Son premier ouvrage, Waterloo morne plaine, fut publié en 1964 aux éditions du Scorpion et chroniqué dans Le Canard enchaîné le 20 mai 1964. L'article se terminait ainsi : un récit truculent, enlevé à la pointe de la baïonnette bic, suavement irrespectueux et contraire aux plus solides enseignements de l'école de guerre. A conseiller aux associations d'officiers de réserve.

THIRION Louis : Un portrait.

Suivirent deux romans d'espionnage aux éditions S.E.G. Un guépard pour Olga et Le guépard se mouille, respectivement en 1966 et 1967, puis Les résidences de Psycartown chez Eric Losfeld en 1968, qui eut l'honneur d'être chroniqué par Jacques Chambon dans la revue Fiction N°184.

1968, année turbulente mais également prolifique pour Louis Thirion qui entre aux éditions Fleuve Noir.

Parmi les auteurs de la Collection Anticipation, Louis Thirion est un peu l'électron libre méconnu coincé parmi une horde de romanciers issus du sérail, même s'il ne fut pas le seul a intégrer la digne vieille dame de la Science-fiction française à cette époque et à n'avoir produit quasiment uniquement que des romans relevant de ce genre.

Non seulement il n'est pas astreint à produire quatre romans par an, comme la plupart de ses collèges, mais de plus s'il inscrit ses ouvrages dans le space opera, ou opéra de l'espace, genre privilégié à l'époque, le traitement et ses sources d'inspiration divergent profondément.

Son premier roman, Les Stols, parait en juin 1968, date hautement symbolique puisque suivant les fameux débordements et les contestations du mois de mai.

En octobre 1998, Louis Thirion me précisait dans un courrier la genèse de ses romans de science-fiction et plus particulièrement la saga de Jord Maogan :

Ce fut un jour d'hiver des années 60 qu'accoudé au comptoir de zinc d'un bistrot minable de la rue Saint-André des Arts, aujourd'hui transformé en piège à touristes, que je me suis entendu dire par l'un des intellectuels de base de cette époque que les propos que je tenais à propos du monde en général et de l'évolution de la pensée moderne en particulier étaient superfétatoires.

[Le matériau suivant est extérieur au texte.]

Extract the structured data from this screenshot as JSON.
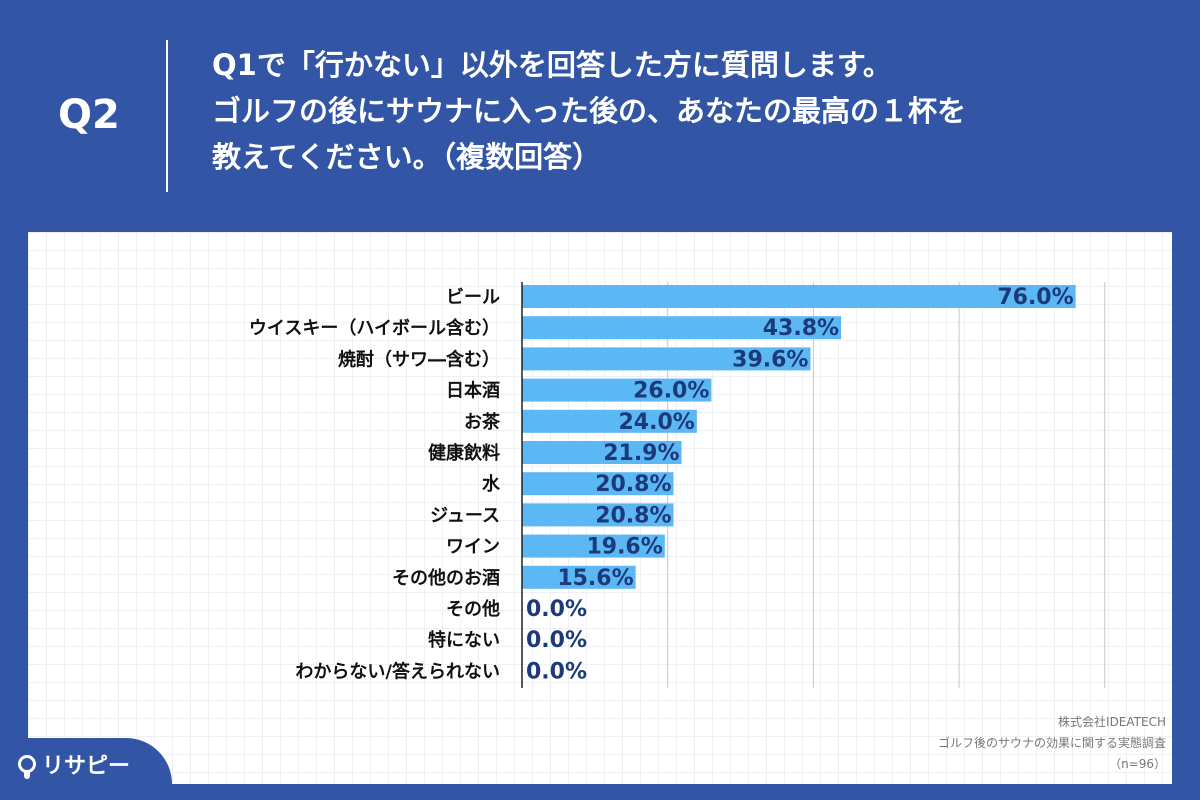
{
  "header": {
    "question_number": "Q2",
    "question_lines": [
      "Q1で「行かない」以外を回答した方に質問します。",
      "ゴルフの後にサウナに入った後の、あなたの最高の１杯を",
      "教えてください。（複数回答）"
    ]
  },
  "source": {
    "company": "株式会社IDEATECH",
    "survey": "ゴルフ後のサウナの効果に関する実態調査",
    "sample": "（n=96）"
  },
  "logo": {
    "text": "リサピー",
    "icon": "pin-icon"
  },
  "chart_data": {
    "type": "bar",
    "orientation": "horizontal",
    "categories": [
      "ビール",
      "ウイスキー（ハイボール含む）",
      "焼酎（サワ―含む）",
      "日本酒",
      "お茶",
      "健康飲料",
      "水",
      "ジュース",
      "ワイン",
      "その他のお酒",
      "その他",
      "特にない",
      "わからない/答えられない"
    ],
    "values": [
      76.0,
      43.8,
      39.6,
      26.0,
      24.0,
      21.9,
      20.8,
      20.8,
      19.6,
      15.6,
      0.0,
      0.0,
      0.0
    ],
    "value_labels": [
      "76.0%",
      "43.8%",
      "39.6%",
      "26.0%",
      "24.0%",
      "21.9%",
      "20.8%",
      "20.8%",
      "19.6%",
      "15.6%",
      "0.0%",
      "0.0%",
      "0.0%"
    ],
    "xlim": [
      0,
      80
    ],
    "grid": true,
    "colors": {
      "bar": "#5bb8f5",
      "value_label": "#1c3a7a",
      "gridline": "#c8c8c8",
      "axis": "#222222"
    }
  }
}
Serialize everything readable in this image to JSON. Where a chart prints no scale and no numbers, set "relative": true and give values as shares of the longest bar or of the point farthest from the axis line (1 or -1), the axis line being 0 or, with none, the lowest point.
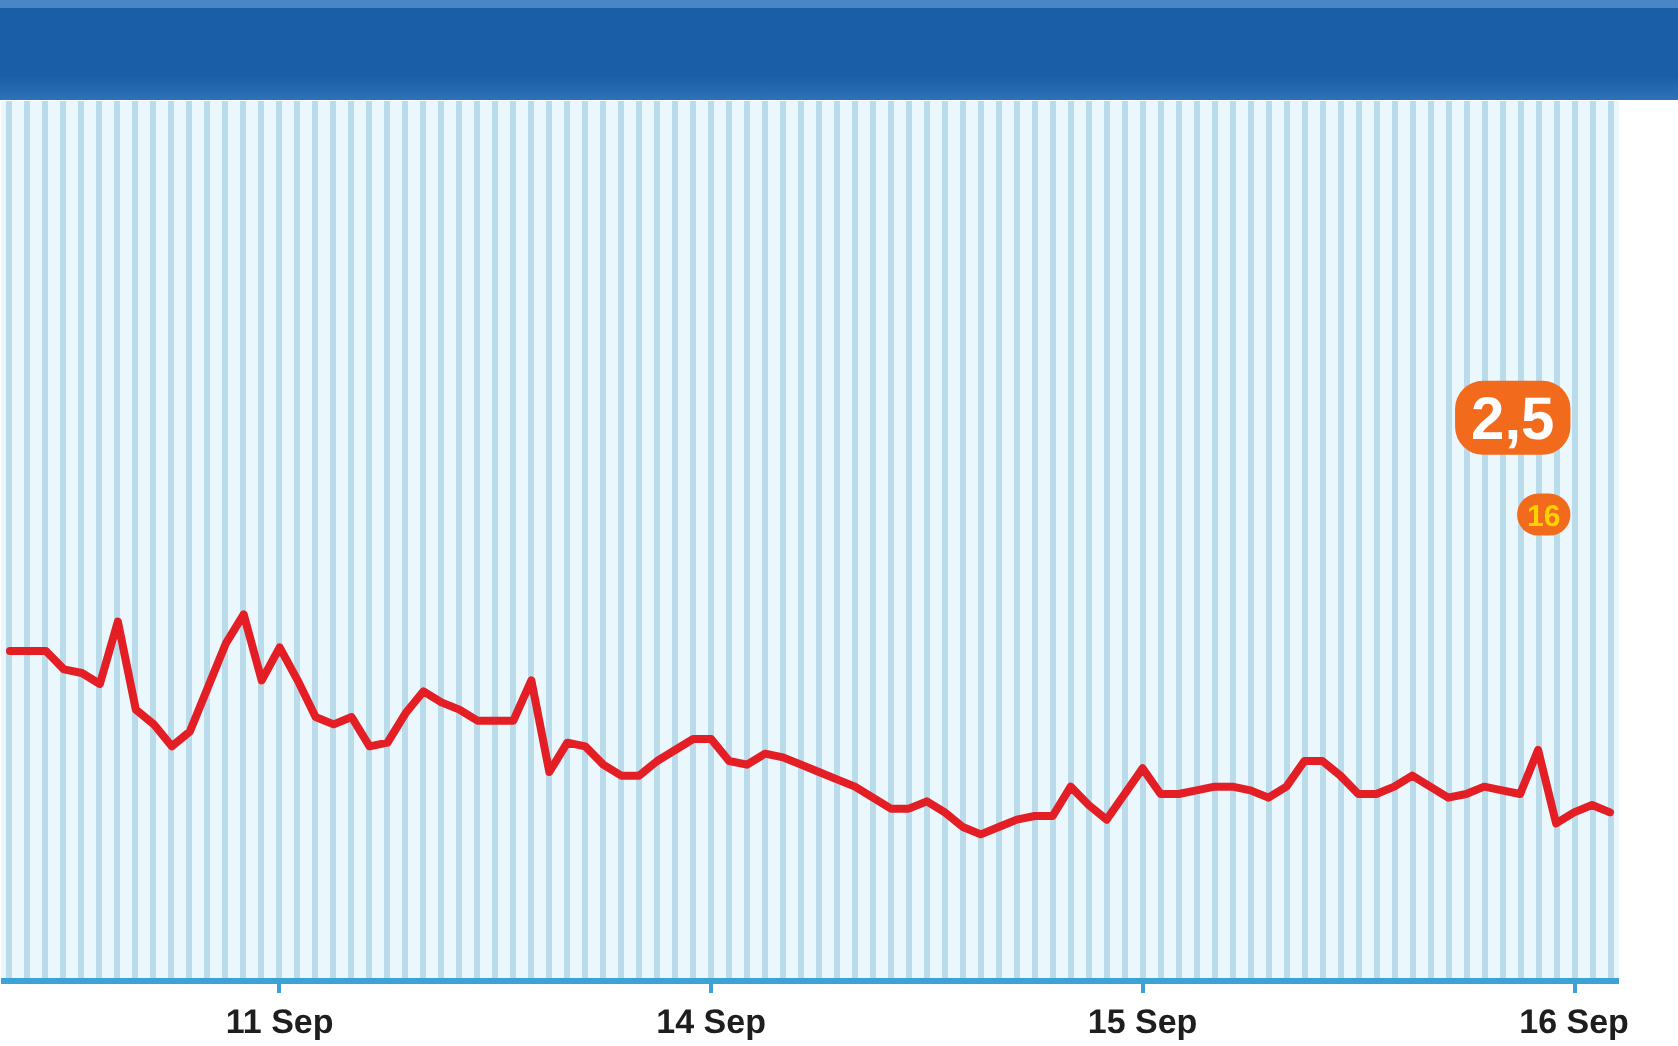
{
  "chart_data": {
    "type": "line",
    "relative": true,
    "categories": [
      null,
      null,
      null,
      null,
      null,
      null,
      null,
      null,
      null,
      null,
      null,
      null,
      null,
      null,
      null,
      "11 Sep",
      null,
      null,
      null,
      null,
      null,
      null,
      null,
      null,
      null,
      null,
      null,
      null,
      null,
      null,
      null,
      null,
      null,
      null,
      null,
      null,
      null,
      null,
      null,
      "14 Sep",
      null,
      null,
      null,
      null,
      null,
      null,
      null,
      null,
      null,
      null,
      null,
      null,
      null,
      null,
      null,
      null,
      null,
      null,
      null,
      null,
      null,
      null,
      null,
      "15 Sep",
      null,
      null,
      null,
      null,
      null,
      null,
      null,
      null,
      null,
      null,
      null,
      null,
      null,
      null,
      null,
      null,
      null,
      null,
      null,
      null,
      null,
      null,
      null,
      "16 Sep",
      null,
      null
    ],
    "values": [
      0.9,
      0.9,
      0.9,
      0.85,
      0.84,
      0.81,
      0.98,
      0.74,
      0.7,
      0.64,
      0.68,
      0.8,
      0.92,
      1.0,
      0.82,
      0.91,
      0.82,
      0.72,
      0.7,
      0.72,
      0.64,
      0.65,
      0.73,
      0.79,
      0.76,
      0.74,
      0.71,
      0.71,
      0.71,
      0.82,
      0.57,
      0.65,
      0.64,
      0.59,
      0.56,
      0.56,
      0.6,
      0.63,
      0.66,
      0.66,
      0.6,
      0.59,
      0.62,
      0.61,
      0.59,
      0.57,
      0.55,
      0.53,
      0.5,
      0.47,
      0.47,
      0.49,
      0.46,
      0.42,
      0.4,
      0.42,
      0.44,
      0.45,
      0.45,
      0.53,
      0.48,
      0.44,
      0.51,
      0.58,
      0.51,
      0.51,
      0.52,
      0.53,
      0.53,
      0.52,
      0.5,
      0.53,
      0.6,
      0.6,
      0.56,
      0.51,
      0.51,
      0.53,
      0.56,
      0.53,
      0.5,
      0.51,
      0.53,
      0.52,
      0.51,
      0.63,
      0.43,
      0.46,
      0.48,
      0.46
    ],
    "color": "#e31e24",
    "line_style": "solid",
    "grid": "x",
    "annotations": [
      "2,5",
      "16"
    ]
  }
}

Rendu modeste par cette affirmation péremptoire, je décidai de ne pas me mesurer aux géants mais de distraire le plus grand nombre. Cette décision a marqué ma vie car l'on parle encore de Sartre alors que personne ne parle jamais de moi mais qui dira le plaisir secret que l'on éprouve de se voir lire dans les autobus, les véhicules de livraisons en stationnement et les trains.

Il est vrai que Jord Maogan antihéros maladroit et emprunté auquel le Fleuve Noir (sans doute abusé sur sa véritable nature) a donné vie était un personnage peu banal. Principalement occupé à faire entrer les boules les plus grosses dans les plus petites, il a parcouru l'univers en translations instantanées (procédé emprunté depuis avec succès par nombre de suiveurs). Miracle on a parlé de moi pour me chercher des parrains; l'on a cherché des sources d'inspiration étrangères là où il n'y avait que cogitation personnelle. J'avais peut-être le droit de porter la barbe comme Karl Marx (ce que je me suis bien gardé de faire) mais je n'avais pas le droit d'avoir autant d'imagination que Van Vogt. Pire encore, je ne savais pas exploiter les filons par la production intarissable de clones. J'ai donc tué Maogan. La suite a été anarchique. Une succession de romans touts différents les uns des autres. Pourtant des bouquins comme Le temps des rats ou Cette chose qui vivait sur Véra sont restés bien actuels et en Amérique l'on a pris beaucoup de plaisir à lire Réalité 2.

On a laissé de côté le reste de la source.